Several limitations this study exist. First, we assessed the EBP perceptions of the participants. To identify actual use of EBP, a robust study design that observes practice is necessary. Additionally, other factors may contribute to EBP. Individual characteristics, such as knowledge, skills, and beliefs about of therapeutic interventions may impact adherence to practice recommendations [38]. Organizational factors such as leadership vision, style and communication may impact adoption [39]. Research also suggests that policy-makers, who encourage EBP through regulations, infrequently use published evidence to inform decisions [40]. More research is needed to better understand the contribution of each of these factors to EBP in rehabilitation. The Norwegian translation of the EBPIS has been used in a previous study of Norwegian practice, however, we are unaware of the translation methods used [26]. Additionally, 8 questions about EBPs were developed specifically for this survey, and were not previously validated. The survey was distributed to individuals who previously signed up for the email distribution list and the newsletter distributed by the Regional Center for Knowledge Translation in Rehabilitation, which may include a select group of individuals who are more interested in EBP than the general population. While social response bias may have also contributed to the outcome of the survey, respondents were aware that data would be de-identified. Given the relatively low score on the EBPIS, it is unlikely that this bias impacted the results. Lastly, various modes of survey distribution were used, therefore, we are unable to calculate an exact response rate.

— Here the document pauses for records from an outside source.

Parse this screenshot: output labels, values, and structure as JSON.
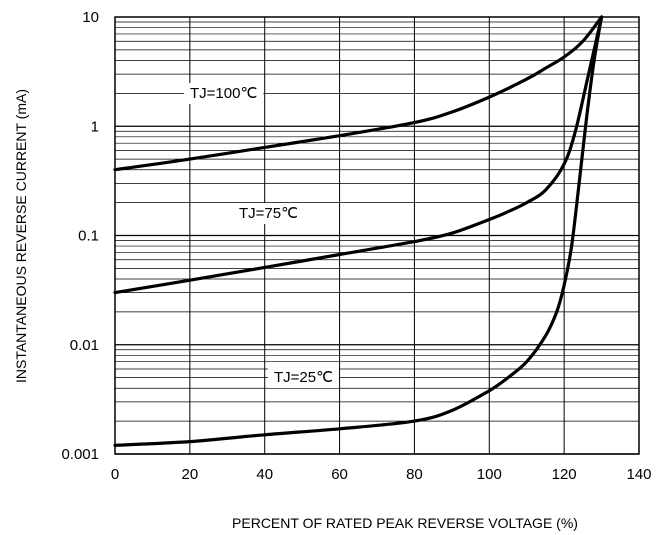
{
  "chart_data": {
    "type": "line",
    "title": "",
    "xlabel": "PERCENT OF RATED PEAK REVERSE VOLTAGE (%)",
    "ylabel": "INSTANTANEOUS REVERSE CURRENT (mA)",
    "xlim": [
      0,
      140
    ],
    "ylim": [
      0.001,
      10
    ],
    "yscale": "log",
    "grid": true,
    "x_ticks": [
      "0",
      "20",
      "40",
      "60",
      "80",
      "100",
      "120",
      "140"
    ],
    "y_ticks": [
      "0.001",
      "0.01",
      "0.1",
      "1",
      "10"
    ],
    "series": [
      {
        "name": "TJ=100℃",
        "x": [
          0,
          20,
          40,
          60,
          80,
          90,
          100,
          110,
          115,
          120,
          125,
          130
        ],
        "y": [
          0.4,
          0.5,
          0.64,
          0.82,
          1.08,
          1.35,
          1.85,
          2.7,
          3.4,
          4.3,
          6.0,
          10.0
        ]
      },
      {
        "name": "TJ=75℃",
        "x": [
          0,
          20,
          40,
          60,
          80,
          90,
          100,
          105,
          110,
          115,
          120,
          123,
          126,
          128,
          130
        ],
        "y": [
          0.03,
          0.039,
          0.051,
          0.067,
          0.088,
          0.105,
          0.14,
          0.165,
          0.2,
          0.26,
          0.45,
          0.9,
          2.5,
          5.0,
          10.0
        ]
      },
      {
        "name": "TJ=25℃",
        "x": [
          0,
          20,
          40,
          60,
          80,
          90,
          100,
          105,
          110,
          115,
          118,
          120,
          122,
          124,
          126,
          128,
          130
        ],
        "y": [
          0.0012,
          0.0013,
          0.0015,
          0.0017,
          0.002,
          0.0025,
          0.0038,
          0.005,
          0.007,
          0.012,
          0.02,
          0.035,
          0.08,
          0.3,
          1.2,
          4.0,
          10.0
        ]
      }
    ]
  }
}
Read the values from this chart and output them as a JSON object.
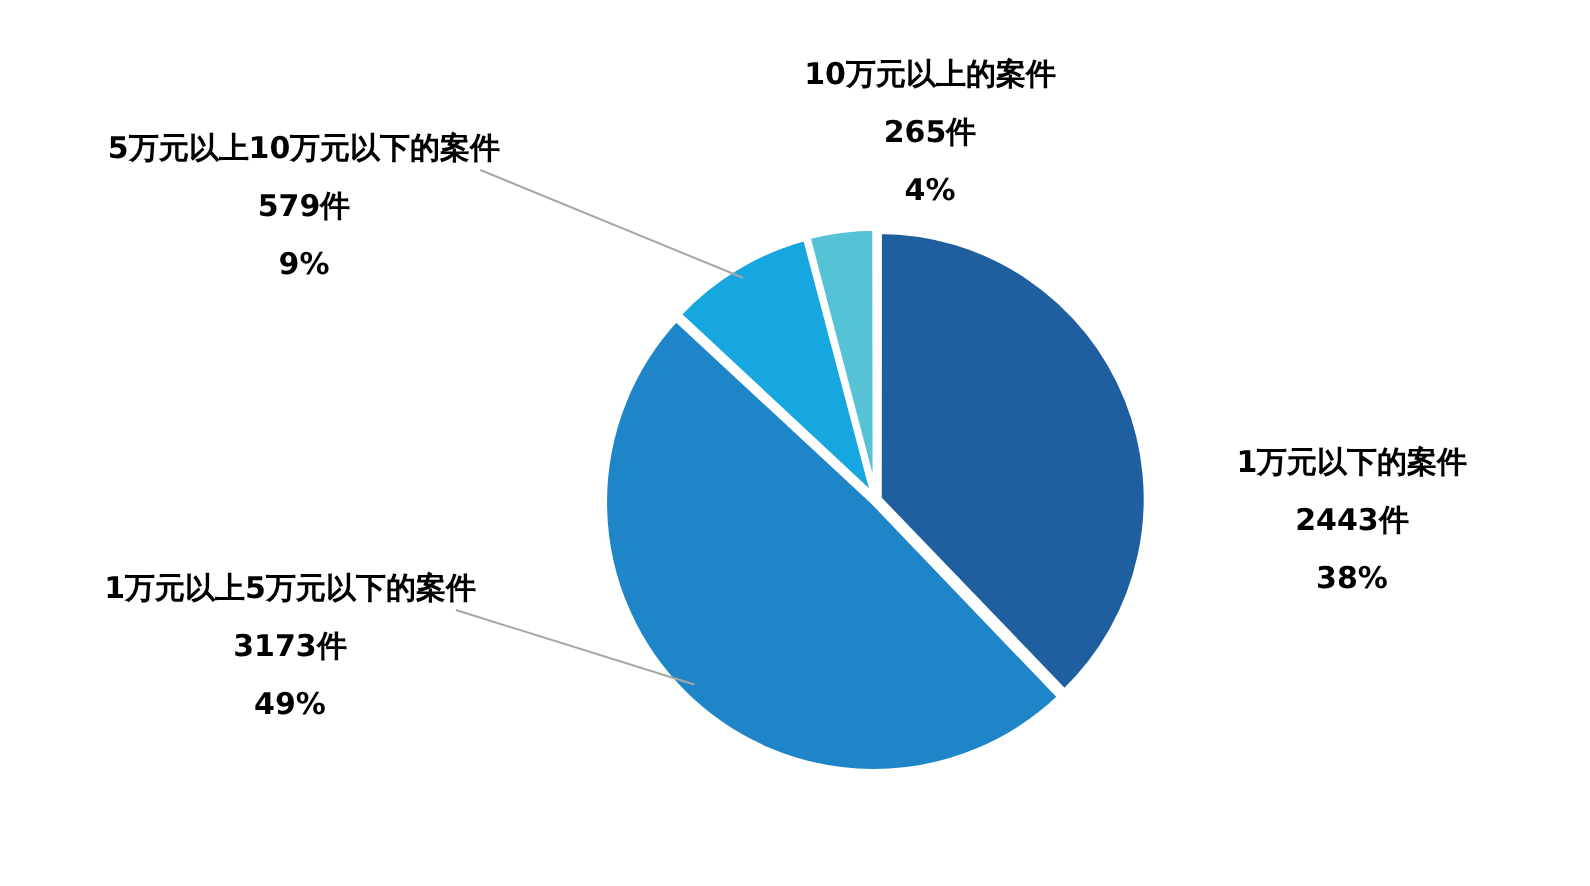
{
  "chart_data": {
    "type": "pie",
    "categories": [
      "1万元以下的案件",
      "1万元以上5万元以下的案件",
      "5万元以上10万元以下的案件",
      "10万元以上的案件"
    ],
    "values": [
      2443,
      3173,
      579,
      265
    ],
    "colors": [
      "#1f5fa0",
      "#1e85c8",
      "#17a7e0",
      "#55c2d6"
    ],
    "value_labels": [
      "2443件\n38%",
      "3173件\n49%",
      "579件\n9%",
      "265件\n4%"
    ],
    "legend": false
  }
}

In summary, the primary EBP activities performed in rehabilitation are focused on literature search, critical appraisal, and practice evaluation. Individuals who have a Doctorate degree report significantly more EBP activities than those with a bachelors or master’s degree. Variability may exist in rehabilitation practice throughout Southeastern Norway. Research is needed to better understand the individual and organization contributions to EBP and the best methods to implement EBP across sites.